Hyundai acknowledges the problems and says it is actively working to improve the ownership experience before customer frustration causes long-term damage to the brand’s reputation.
One of the company’s biggest initiatives involves expanding mobile service operations. Hyundai currently has approximately 150 mobile service vans operating across the United States, allowing technicians to perform certain repairs, maintenance work, software updates, and recall fixes directly at customers’ homes or workplaces.
The company is also collaborating with dealerships to improve repair efficiency, expand shop capacity, and recruit additional technicians.
Training programs are reportedly being expanded as well, particularly to help technicians handle increasingly complex electrified vehicles more efficiently.
Hyundai hopes the combined efforts will significantly improve service performance by 2028 as the company’s vehicle population continues growing rapidly.
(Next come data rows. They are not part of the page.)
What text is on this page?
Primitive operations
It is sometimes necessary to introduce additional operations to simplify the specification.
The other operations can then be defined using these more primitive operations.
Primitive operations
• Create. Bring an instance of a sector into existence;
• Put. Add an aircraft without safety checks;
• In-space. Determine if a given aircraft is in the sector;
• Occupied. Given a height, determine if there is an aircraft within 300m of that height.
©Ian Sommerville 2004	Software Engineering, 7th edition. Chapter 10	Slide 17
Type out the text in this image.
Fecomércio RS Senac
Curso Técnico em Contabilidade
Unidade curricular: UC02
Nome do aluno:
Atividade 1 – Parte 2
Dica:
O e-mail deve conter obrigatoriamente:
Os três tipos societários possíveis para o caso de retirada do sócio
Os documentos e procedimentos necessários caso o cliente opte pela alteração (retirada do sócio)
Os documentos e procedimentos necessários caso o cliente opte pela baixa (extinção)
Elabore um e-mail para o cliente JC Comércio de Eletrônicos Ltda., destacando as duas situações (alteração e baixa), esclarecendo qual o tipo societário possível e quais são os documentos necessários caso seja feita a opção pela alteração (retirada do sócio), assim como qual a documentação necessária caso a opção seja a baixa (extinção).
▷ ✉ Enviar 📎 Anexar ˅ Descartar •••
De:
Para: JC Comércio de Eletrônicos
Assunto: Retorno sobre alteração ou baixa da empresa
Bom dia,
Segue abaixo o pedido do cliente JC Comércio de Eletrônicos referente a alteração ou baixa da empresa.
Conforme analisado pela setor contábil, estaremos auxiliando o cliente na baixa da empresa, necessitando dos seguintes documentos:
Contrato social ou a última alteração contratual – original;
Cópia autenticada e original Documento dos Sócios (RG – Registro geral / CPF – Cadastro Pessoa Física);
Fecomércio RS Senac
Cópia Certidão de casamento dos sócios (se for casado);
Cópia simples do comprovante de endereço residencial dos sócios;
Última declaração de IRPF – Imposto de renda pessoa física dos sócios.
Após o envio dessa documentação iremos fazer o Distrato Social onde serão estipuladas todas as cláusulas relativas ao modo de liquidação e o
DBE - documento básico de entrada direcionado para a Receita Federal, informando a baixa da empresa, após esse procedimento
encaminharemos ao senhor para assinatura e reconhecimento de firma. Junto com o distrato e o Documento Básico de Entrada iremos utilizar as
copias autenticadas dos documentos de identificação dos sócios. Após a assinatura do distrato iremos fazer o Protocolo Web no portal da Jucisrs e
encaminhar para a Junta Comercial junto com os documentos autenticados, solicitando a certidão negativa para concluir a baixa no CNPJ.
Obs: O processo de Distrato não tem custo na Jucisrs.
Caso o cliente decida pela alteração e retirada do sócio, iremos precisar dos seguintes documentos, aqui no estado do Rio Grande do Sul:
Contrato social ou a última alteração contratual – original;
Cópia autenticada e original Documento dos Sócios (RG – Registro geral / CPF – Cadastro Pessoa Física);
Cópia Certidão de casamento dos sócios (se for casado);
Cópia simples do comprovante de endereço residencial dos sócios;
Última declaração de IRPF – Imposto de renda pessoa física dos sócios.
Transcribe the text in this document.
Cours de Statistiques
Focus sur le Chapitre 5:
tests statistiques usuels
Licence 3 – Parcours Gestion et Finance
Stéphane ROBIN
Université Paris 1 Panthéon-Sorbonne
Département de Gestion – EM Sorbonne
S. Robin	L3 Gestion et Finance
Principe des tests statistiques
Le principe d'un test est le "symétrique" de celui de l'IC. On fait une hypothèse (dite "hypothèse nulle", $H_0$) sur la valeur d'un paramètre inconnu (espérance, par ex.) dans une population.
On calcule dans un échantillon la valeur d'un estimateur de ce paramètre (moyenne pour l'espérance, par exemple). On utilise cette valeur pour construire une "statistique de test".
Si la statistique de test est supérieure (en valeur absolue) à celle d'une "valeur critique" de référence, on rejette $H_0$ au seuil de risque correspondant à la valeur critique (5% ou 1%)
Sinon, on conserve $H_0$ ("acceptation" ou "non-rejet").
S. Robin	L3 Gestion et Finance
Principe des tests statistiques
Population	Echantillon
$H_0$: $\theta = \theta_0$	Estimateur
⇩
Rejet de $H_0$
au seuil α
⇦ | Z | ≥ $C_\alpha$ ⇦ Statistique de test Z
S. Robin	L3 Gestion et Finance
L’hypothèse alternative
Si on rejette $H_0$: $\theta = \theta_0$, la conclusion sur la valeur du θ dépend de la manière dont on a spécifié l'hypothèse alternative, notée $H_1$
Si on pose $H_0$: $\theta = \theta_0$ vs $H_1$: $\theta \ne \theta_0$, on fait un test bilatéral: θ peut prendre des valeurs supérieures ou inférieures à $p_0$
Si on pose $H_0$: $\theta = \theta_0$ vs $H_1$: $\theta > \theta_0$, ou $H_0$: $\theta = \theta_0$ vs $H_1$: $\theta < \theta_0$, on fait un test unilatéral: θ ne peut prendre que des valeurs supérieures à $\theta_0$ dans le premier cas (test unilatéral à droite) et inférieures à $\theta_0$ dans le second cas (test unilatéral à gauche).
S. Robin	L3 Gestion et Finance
Hyundai’s Popularity May Be Creating Its Own Problems
Ironically, Hyundai’s service struggles are partly a consequence of how successful the brand has become. Over the past several years, Hyundai has dramatically improved product quality, styling, technology, and overall market competitiveness. Vehicles such as the Hyundai Tucson, Hyundai Santa Fe, Hyundai Ioniq 5, and Palisade helped attract large numbers of new customers who may not have previously considered the brand.
That growth accelerated faster than many dealer service networks were prepared for. Automakers are also increasingly discovering that strong vehicle sales alone are not enough to guarantee long-term customer loyalty. Ownership experience, especially service quality and repair convenience, is becoming just as important as the vehicles themselves.
For Hyundai, the stakes are particularly high. The company spent years rebuilding its reputation after earlier quality and reliability struggles. Allowing service frustrations to grow unchecked could risk undermining much of that progress. The vehicles may be winning over buyers, but keeping them happy after they leave the showroom is becoming Hyundai’s next major challenge.